There is so much that is not in the public domain. Closed session meetings occur regularly with unclear purpose, oversight, or acknowledged outcome. There are several boards and committees, some appointed by the legislative and executive branches, and others have Council members and Executive members serving on boards and committees. How many of those have announced dates of meeting, agendas communicated to the public, and invite the community to attend?

In our surrounding municipalities, it is required by law that any community-funded boards and committees having meetings are required to notify the public of dates and agendas. They are required to provide public access to the meetings. They do have closed sessions, but the purpose of the closure must be publicly and clearly defined and an attorney representing the people must be present in the closed session to guide the members of the board or committee to ensure that they do not discuss items outside the scope of why they closed the meeting. And a report based on the discussion must be given to the public after the closed session.

Our Tribal Council holds open, televised meetings, like other governments. The live broadcast on cable and live stream on the web are fantastic demonstrations of open government. The Tribal Council, in a past session, decided to make the video feed the only and official record of Tribal Council meetings. Unfortunately, microphones are not always used, even with frequent reminders from the Chair, and portions of the public record are lost when microphones fail to pick up the discussion of an important issue. Yet, this is far more than we get from committees like the Business Committee, who does not report out at all and is an entirely closed meeting.

I know you have heard much of this before. On your behalf, I am trying to squeak loud and long enough to get grease for the Cherokee community. Going to court to get information for you is not a realistic option for the One Feather or any government-owned media outlet. In that respect, we are not unique in Indian Country.
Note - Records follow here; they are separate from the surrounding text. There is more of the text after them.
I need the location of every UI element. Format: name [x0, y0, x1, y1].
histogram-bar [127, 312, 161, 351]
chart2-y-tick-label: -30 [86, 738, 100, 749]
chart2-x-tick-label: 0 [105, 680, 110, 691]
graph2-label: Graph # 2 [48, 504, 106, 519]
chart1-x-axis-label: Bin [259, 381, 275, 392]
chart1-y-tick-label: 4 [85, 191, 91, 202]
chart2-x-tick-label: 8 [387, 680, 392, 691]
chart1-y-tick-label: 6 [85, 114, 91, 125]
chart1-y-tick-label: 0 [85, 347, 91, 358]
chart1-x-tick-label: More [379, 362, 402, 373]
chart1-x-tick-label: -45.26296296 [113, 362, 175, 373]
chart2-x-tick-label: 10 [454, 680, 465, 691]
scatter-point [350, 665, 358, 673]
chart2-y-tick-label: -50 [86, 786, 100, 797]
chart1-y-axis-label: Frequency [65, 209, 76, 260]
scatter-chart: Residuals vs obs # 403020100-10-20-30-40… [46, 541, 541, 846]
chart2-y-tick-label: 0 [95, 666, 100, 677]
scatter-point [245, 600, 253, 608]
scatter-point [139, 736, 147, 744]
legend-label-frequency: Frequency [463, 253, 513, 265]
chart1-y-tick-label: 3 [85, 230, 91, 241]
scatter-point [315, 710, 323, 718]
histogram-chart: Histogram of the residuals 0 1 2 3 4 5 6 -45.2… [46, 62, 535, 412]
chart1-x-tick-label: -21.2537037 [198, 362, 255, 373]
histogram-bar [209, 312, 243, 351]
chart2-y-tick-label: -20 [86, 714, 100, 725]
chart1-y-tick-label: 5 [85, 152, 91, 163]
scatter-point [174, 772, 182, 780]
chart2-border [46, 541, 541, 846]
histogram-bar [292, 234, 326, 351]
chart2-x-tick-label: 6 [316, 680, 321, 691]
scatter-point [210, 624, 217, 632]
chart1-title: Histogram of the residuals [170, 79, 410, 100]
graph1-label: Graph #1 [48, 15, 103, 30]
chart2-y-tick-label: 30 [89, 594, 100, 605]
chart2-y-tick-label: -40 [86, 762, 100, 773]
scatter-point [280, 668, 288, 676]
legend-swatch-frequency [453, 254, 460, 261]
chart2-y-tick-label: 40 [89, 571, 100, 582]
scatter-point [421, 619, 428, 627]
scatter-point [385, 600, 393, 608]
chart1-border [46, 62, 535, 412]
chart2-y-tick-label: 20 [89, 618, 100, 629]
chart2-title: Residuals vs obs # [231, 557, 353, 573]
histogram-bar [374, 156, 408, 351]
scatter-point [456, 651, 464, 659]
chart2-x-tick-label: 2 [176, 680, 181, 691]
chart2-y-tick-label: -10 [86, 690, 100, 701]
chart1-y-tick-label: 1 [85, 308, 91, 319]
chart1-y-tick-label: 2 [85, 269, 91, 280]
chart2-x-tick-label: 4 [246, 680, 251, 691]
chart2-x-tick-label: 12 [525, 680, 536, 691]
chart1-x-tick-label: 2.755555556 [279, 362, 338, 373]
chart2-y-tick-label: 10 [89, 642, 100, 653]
So, I urge you, the Qualla Boundary community and those who are citizens of the Eastern Band of Cherokee Indians to stand behind the right of the people to information and decisions of your elected officials, whether those are made in Council sessions, Executive Committee Cabinet meetings, and the various meetings of governmental boards and committees. Did you know that, in other municipalities, that even administrative emails and impromptu meetings are considered matters of public record? Just sayin’.

In my personal life, I am a bit of a control freak when it comes to driving. You could provide me with the best chauffeur in the world with a perfect driving record, and I would still be uncomfortable with taking a back seat to him or her. I can’t get it out of my head that I am releasing power over my life to someone else. I get the same feeling when I ask about information from my tribal leaders that might impact my livelihood, future, and my family, and the response is silence or apathy.

The Cherokee people are intelligent, rational, and capable of processing information. We can take information, analyze it, and make wise decisions.  There are only two reasons I can think of that someone would withhold information from me. One, they think I am too stupid to interpret the data and take appropriate action based on it. Two, they have an agenda, and they fear that if I know too much, it will prevent them from carrying out their agenda. Number one may hurt my feelings and make me rethink my relationship with that someone. Number two will make me believe that I made the wrong choice in letting that person have authority over me.

As a people, we have an obligation to protect our rights to access to information from the government. Until access to information is free-flowing and readily available, all of us must squeak loudly to our Chief, Vice Chief, and Tribal Council members. Without proper access to critical government documents, we are sitting in the back seat, letting someone else drive our future.